I think both of these scriptures provide a beautiful image that explains our mixed experiences with work. When I think of a tired Adam that smiles at his accomplishments but aches with pain I think of me; I think of you and everyone who works. The reality is that while work is seen as a responsibility that brings a great sense of accomplishment, it can also be challenging. And I think the curse goes beyond a difficult task; it challenges our abilities but also our core beliefs and sense of direction.
So how do I get to a place where I love work?
The secret to loving your work is not in a task or a specific process. And it’s greater than a J-O-B. To love our work we need to find the meaning and purpose behind it. Instead of looking at work as either a dreadful activity or an opportunity to excel, we should see it for what it really is: Worship. You see, for Adam and for us all, to work is to praise the opportunities and the challenges given to us by our Heavenly Father.

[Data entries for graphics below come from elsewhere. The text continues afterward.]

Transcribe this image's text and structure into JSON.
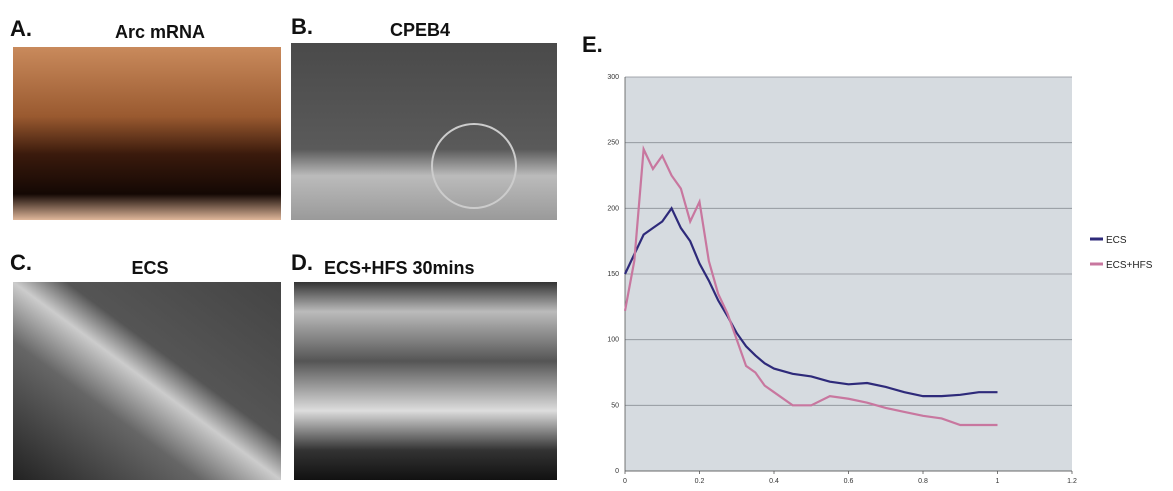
{
  "panels": [
    {
      "label": "A.",
      "title": "Arc mRNA"
    },
    {
      "label": "B.",
      "title": "CPEB4"
    },
    {
      "label": "C.",
      "title": "ECS"
    },
    {
      "label": "D.",
      "title": "ECS+HFS 30mins"
    }
  ],
  "chart_data": {
    "type": "line",
    "title": "E.",
    "x": [
      0,
      0.025,
      0.05,
      0.075,
      0.1,
      0.125,
      0.15,
      0.175,
      0.2,
      0.225,
      0.25,
      0.275,
      0.3,
      0.325,
      0.35,
      0.375,
      0.4,
      0.45,
      0.5,
      0.55,
      0.6,
      0.65,
      0.7,
      0.75,
      0.8,
      0.85,
      0.9,
      0.95,
      1
    ],
    "series": [
      {
        "name": "ECS",
        "color": "#2e2a7a",
        "values": [
          150,
          165,
          180,
          185,
          190,
          200,
          185,
          175,
          158,
          145,
          130,
          118,
          105,
          95,
          88,
          82,
          78,
          74,
          72,
          68,
          66,
          67,
          64,
          60,
          57,
          57,
          58,
          60,
          60
        ]
      },
      {
        "name": "ECS+HFS",
        "color": "#c8779f",
        "values": [
          122,
          160,
          245,
          230,
          240,
          225,
          215,
          190,
          205,
          160,
          135,
          120,
          100,
          80,
          75,
          65,
          60,
          50,
          50,
          57,
          55,
          52,
          48,
          45,
          42,
          40,
          35,
          35,
          35
        ]
      }
    ],
    "xlim": [
      0,
      1.2
    ],
    "xticks": [
      0,
      0.2,
      0.4,
      0.6,
      0.8,
      1,
      1.2
    ],
    "ylim": [
      0,
      300
    ],
    "yticks": [
      0,
      50,
      100,
      150,
      200,
      250,
      300
    ],
    "grid": true,
    "legend": "right"
  }
}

This view of work may resonate more intimately with a Christ-follower but it’s available to everyone. If worshiping is an extreme form of love, then to love your work will take you to extremes. For some of us that might be scary – you might not like your employer, your boss or your co-workers; but it might also provide the perspective needed to be successful. If we see work as an opportunity to achieve a purpose greater than ourselves, then the legacy we establish needs to be greater than the factors associated with our work.
It isn’t always easy. My own career mirrors those ups and downs with moments of extreme success coupled with others of incredible disappointment. But that is okay. I look back and see that in every role, with every task, and in every team there was something I learned, and I experienced moments of great joy. In some cases I took extreme measures to understand organizations, leaders and co-workers. I’ve worked long hours and traveled to multiple locations; it is what we do. But the why is greater than the outcome.
Take this command for work as shown in Colossians 3:23:
“Whatever you do, work at it with all your heart, as working for the Lord, not for men…
The best encouragement is in the truth of God’s word. Whatever you do, good work can be defined by your heart’s desire to praise God in the act of working.
Think about your current role. It is possible to love your work despite your circumstances. It starts with your view of work.